How profitable are the largest US companies?
That’s kind of a trick question. The answer, in a word, is “very.” In fact, with Q4 earnings now mostly on the books, it’s safe to say S&P 500 margins hit a new record during the final quarter of 2025.
But there’s some nuance. Although aggregate profitability hit a record last quarter, the median margin for the S&P 500 — i.e., profitability for the “typical” US large-cap — actually slipped to a multi-quarter low.
The figure above, from Goldman, shows you the aggregate margin for the index was 12.6%, an all-time high, while the median company saw its margins compress by ~20bps versus Q3 to “just” 12.2%.
Obviously, that latter figure’s still quite healthy.
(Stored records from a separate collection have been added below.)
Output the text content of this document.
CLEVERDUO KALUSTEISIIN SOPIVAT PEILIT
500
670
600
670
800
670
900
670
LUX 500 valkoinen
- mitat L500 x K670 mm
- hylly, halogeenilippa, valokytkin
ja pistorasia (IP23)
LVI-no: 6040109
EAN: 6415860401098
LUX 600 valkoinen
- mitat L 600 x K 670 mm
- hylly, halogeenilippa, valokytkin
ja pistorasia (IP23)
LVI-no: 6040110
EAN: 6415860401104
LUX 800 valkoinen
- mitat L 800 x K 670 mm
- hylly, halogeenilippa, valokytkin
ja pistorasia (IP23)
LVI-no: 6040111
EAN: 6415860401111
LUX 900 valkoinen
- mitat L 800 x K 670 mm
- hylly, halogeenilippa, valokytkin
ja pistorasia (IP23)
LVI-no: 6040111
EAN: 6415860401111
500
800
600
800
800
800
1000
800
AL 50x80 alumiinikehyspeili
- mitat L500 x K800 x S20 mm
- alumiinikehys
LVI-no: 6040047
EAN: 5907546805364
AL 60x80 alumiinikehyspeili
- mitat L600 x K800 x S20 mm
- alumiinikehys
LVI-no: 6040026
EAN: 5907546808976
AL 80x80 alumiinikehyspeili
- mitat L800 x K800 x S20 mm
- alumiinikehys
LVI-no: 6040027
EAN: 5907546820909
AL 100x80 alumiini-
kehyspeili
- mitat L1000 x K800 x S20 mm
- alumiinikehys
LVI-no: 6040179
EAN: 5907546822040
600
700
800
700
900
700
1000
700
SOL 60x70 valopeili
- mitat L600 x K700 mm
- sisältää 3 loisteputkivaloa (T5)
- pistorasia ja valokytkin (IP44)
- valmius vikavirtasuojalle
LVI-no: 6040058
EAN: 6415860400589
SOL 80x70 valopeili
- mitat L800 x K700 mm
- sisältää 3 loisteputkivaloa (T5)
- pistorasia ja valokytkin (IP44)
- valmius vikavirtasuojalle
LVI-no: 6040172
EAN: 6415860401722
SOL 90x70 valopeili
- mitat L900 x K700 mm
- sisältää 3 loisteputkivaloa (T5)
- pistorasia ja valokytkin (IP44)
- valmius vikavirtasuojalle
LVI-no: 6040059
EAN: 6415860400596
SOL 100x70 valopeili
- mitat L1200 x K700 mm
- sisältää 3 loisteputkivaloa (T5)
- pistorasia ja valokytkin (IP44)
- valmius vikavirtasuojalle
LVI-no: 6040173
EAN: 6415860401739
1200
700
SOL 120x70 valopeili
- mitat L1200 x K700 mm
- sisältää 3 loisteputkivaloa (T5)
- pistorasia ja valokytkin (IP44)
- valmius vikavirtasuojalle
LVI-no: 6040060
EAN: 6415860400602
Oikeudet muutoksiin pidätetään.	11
It means the typical large, publicly-traded American company remains far more profitable five years on from the worst public health crisis in a century than before the pandemic.
Nevertheless, Q4 was only the fourth quarter since 2020 during which the aggregate index margin outstripped the median. The disparity’s due to “the exceptional profitability of the largest stocks,” Goldman’s Ben Snider noted, adding that index margins increase mechanically with the revenue weights of those stocks given their “above-average profitability.”
That raises the following question: What happens in the event the biggest names don’t deliver on lofty expectations?
Meanwhile, C-suite sentiment’s shifting under the surface, in line with the (for-now-slight) compression in margins for the median company.
The figure above shows you the prevalence of cost mentions on analyst calls.
“With profit margins for the median stock struggling to move higher, one focus of corporate commentary this season was the management of cost pressures,” Snider remarked, describing a “surge” in the share of companies mentioning “expense management.”
Mag7 margins expanded more than 130bps YoY in Q4. That figure for the so-called “S&P 493” was a mere 19bps.